Review: Robotics;Notes

Hey, Kaushik here with a new anime review. This week it’s Robotics;Notes, another anime adaptation of a 5pb. game like Chaos;head and Steins;gate before it. It originally aired in October of 2012, and ran from 22 episodes ending in March the following year. I’ll be reviewing the Blu-ray release of the series, both the subtitled version in original Japanese audio, and the English dub to the series. Without further ado, let’s go~

Robotics;notes Title

A review copy was provided by FUNimation Entertainment

If you’re familiar with the other 5pb. works in-universe, Chaos;head and Steins;gate, you might be somewhat surprised by Robotics;notes. The most apparent thing at first is the difference in tone between the Robotics;notes and the other series. While the other two shows got somewhat heavy and quite dramatic fairly quickly, the same is not true for Robotics;notes. That being said, there is a fair bit of drama, but it’s not nearly as intense as the other shows were. The plot for the show is actually fairy simple at first. The main character, Yashio Kaito, and his best friend, Senomiya Akiho, are part of the Robotics Research Club at their school. While Kaito isn’t particularly motivated (except maybe by his desire to be near Akiho), Akiho’s dream is to build a functioning giant robot. A dream left to her by her older sister, who has since left the island that Akiho and Kaito currently live on.

And that’s it, really. One of the major concepts involved in this show is the idea “What if you tried to build a giant robot in real life?”. Of course, this show takes place in the near future so some of the technology can be slightly forgiven, but for the most part it’s grounded in reality.

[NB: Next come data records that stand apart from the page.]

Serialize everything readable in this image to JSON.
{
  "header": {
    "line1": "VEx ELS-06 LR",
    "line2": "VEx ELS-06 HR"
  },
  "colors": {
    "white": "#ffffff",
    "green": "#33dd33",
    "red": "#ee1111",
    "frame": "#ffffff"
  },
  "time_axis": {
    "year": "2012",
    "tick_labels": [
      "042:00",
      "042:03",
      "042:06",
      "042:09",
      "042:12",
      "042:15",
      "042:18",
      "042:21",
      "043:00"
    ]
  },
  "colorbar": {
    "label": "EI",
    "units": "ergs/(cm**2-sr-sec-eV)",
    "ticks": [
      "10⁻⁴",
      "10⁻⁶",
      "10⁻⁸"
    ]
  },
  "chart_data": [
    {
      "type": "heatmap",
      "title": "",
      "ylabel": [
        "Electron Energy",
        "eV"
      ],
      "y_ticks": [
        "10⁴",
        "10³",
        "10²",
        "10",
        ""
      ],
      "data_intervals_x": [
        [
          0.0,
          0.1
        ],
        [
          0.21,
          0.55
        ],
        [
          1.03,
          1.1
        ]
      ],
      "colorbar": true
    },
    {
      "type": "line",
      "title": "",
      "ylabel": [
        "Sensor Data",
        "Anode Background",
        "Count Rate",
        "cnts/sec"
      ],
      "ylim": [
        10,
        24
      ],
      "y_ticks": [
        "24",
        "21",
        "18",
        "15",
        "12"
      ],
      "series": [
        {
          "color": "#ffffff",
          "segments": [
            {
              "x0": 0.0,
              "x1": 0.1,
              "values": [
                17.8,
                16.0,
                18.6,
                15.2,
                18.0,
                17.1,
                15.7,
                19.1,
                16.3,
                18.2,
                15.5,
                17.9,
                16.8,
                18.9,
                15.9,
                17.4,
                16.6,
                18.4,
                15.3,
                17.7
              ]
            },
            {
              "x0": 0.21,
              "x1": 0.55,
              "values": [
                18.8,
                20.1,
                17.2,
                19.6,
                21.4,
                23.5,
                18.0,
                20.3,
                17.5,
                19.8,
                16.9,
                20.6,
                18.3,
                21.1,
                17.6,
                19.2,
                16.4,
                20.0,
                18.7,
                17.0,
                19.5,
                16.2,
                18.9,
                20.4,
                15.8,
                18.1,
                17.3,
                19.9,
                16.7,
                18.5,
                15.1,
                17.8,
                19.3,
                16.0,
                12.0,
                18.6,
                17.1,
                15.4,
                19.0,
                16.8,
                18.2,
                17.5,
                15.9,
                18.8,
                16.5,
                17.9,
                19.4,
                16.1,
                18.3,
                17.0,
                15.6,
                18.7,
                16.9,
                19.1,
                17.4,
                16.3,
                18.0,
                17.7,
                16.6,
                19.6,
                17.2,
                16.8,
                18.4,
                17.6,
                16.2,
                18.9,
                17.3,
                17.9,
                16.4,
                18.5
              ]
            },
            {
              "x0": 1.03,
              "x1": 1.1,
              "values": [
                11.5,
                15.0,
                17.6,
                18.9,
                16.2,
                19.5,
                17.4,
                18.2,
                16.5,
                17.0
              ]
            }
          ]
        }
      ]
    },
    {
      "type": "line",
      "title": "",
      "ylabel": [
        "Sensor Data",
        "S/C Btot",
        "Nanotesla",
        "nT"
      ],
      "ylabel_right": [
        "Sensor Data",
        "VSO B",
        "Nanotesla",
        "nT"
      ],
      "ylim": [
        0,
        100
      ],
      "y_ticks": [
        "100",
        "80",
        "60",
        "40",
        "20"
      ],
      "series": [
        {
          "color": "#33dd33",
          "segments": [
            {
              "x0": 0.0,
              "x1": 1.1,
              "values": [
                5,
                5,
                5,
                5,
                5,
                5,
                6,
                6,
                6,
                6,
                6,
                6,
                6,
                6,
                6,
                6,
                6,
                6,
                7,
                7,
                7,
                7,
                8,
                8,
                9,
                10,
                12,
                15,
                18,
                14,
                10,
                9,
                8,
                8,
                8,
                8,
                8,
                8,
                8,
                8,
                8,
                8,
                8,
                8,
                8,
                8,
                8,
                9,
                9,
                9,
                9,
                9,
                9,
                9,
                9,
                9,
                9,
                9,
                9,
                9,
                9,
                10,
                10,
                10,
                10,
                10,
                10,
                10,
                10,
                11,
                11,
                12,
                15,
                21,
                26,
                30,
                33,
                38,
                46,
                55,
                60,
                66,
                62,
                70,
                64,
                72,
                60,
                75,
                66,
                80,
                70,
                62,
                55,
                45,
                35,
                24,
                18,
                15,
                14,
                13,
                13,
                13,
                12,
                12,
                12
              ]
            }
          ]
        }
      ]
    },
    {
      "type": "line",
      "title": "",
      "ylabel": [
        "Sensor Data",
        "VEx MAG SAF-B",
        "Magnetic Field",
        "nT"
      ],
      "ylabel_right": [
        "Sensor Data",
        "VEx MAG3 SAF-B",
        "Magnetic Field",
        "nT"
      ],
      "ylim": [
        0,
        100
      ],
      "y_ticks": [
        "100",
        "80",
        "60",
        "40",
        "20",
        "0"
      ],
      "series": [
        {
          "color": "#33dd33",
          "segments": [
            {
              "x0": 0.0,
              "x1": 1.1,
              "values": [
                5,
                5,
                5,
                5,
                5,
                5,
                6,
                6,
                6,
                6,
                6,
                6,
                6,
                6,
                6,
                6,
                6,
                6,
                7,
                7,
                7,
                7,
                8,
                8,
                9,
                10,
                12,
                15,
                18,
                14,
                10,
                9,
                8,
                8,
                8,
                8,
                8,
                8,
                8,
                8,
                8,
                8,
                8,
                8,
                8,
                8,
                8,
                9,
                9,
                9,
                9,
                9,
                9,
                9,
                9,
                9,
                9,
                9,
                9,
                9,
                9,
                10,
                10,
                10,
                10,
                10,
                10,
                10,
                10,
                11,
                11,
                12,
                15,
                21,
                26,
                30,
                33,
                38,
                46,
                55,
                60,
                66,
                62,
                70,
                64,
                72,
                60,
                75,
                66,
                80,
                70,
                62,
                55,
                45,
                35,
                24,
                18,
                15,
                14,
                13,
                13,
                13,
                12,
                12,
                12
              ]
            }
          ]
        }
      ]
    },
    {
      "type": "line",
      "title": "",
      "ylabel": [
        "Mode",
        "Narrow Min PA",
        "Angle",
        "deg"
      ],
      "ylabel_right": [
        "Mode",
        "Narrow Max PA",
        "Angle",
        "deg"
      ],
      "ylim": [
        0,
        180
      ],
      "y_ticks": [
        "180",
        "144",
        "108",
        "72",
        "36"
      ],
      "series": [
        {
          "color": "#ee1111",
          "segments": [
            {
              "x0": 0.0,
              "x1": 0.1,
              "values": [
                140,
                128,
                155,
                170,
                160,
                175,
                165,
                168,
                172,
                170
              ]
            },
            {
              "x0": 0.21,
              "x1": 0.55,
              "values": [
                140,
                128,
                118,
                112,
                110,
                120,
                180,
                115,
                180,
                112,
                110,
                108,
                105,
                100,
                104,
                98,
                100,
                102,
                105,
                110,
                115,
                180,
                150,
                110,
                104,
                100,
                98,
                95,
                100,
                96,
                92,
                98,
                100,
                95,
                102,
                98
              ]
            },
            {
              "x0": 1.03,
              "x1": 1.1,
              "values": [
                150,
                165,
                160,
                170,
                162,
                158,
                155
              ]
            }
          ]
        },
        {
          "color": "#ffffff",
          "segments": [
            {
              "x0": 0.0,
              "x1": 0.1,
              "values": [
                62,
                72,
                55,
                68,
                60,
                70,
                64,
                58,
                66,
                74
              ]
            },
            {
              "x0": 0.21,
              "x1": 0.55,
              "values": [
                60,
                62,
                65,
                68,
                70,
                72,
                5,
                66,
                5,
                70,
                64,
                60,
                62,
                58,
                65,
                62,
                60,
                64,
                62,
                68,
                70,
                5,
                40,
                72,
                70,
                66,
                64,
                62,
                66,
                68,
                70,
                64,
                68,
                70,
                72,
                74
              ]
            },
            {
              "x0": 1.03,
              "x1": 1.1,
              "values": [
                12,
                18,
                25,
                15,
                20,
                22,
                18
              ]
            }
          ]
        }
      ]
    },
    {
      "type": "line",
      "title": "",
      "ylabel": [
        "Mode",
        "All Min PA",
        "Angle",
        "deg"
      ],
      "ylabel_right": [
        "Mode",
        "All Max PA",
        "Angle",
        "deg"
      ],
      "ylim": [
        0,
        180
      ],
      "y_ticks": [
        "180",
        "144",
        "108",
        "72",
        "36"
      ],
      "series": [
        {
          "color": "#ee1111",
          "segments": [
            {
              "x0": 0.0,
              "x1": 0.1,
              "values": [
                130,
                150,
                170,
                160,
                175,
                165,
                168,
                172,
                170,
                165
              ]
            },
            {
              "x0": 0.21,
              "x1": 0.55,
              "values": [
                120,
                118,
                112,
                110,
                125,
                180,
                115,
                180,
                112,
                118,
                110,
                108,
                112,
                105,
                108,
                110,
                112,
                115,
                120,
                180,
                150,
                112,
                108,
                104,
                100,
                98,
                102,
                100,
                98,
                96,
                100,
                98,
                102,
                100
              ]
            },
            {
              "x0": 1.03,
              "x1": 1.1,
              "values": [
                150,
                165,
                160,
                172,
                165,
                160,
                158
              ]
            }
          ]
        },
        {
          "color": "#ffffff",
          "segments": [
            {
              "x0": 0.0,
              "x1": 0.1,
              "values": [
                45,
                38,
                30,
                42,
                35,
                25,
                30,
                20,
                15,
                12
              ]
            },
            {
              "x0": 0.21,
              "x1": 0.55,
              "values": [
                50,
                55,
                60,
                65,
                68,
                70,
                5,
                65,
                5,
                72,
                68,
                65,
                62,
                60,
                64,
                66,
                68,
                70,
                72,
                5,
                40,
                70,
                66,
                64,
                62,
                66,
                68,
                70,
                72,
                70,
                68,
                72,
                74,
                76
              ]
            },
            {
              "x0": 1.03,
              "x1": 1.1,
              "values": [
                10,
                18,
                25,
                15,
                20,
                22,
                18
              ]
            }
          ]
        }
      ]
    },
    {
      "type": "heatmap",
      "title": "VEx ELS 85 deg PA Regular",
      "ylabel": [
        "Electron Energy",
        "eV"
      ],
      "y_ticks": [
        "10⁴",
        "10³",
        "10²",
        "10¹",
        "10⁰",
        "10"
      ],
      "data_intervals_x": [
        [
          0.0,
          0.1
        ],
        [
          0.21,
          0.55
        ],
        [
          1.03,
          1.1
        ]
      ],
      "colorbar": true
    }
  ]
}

This is evident when the first build of their giant robot hits the field, as it’s a giant clunker of a machine that can barely move. Much to the laughter of the gathered audience, of course. Things escalate from this point, of course. Other plot lines are brought into the mix, including a conspiracy that threatens the entire world.

Robotics;notes Game Cover

There are a few obvious issues I know other people had with this show. Some of these I share, some I don’t. Let’s start with one I share. Particularly, the conspiracy theory plot line that takes center stage a few episodes into the series. The reveals and climax for this plot line were fairly weak. The ambitions and motivations behind the main villain were poorly explained, and certain details leading to his current state during the course of the series made little sense. Additionally, there were some attempts near the end to bring together some certain events in order to provide them some context in the greater scope of the show. This also was poorly done and instead of a smooth transition between events leading to a single satisfying conclusion, you are left with some singular events with the barest of loose ends tying them together.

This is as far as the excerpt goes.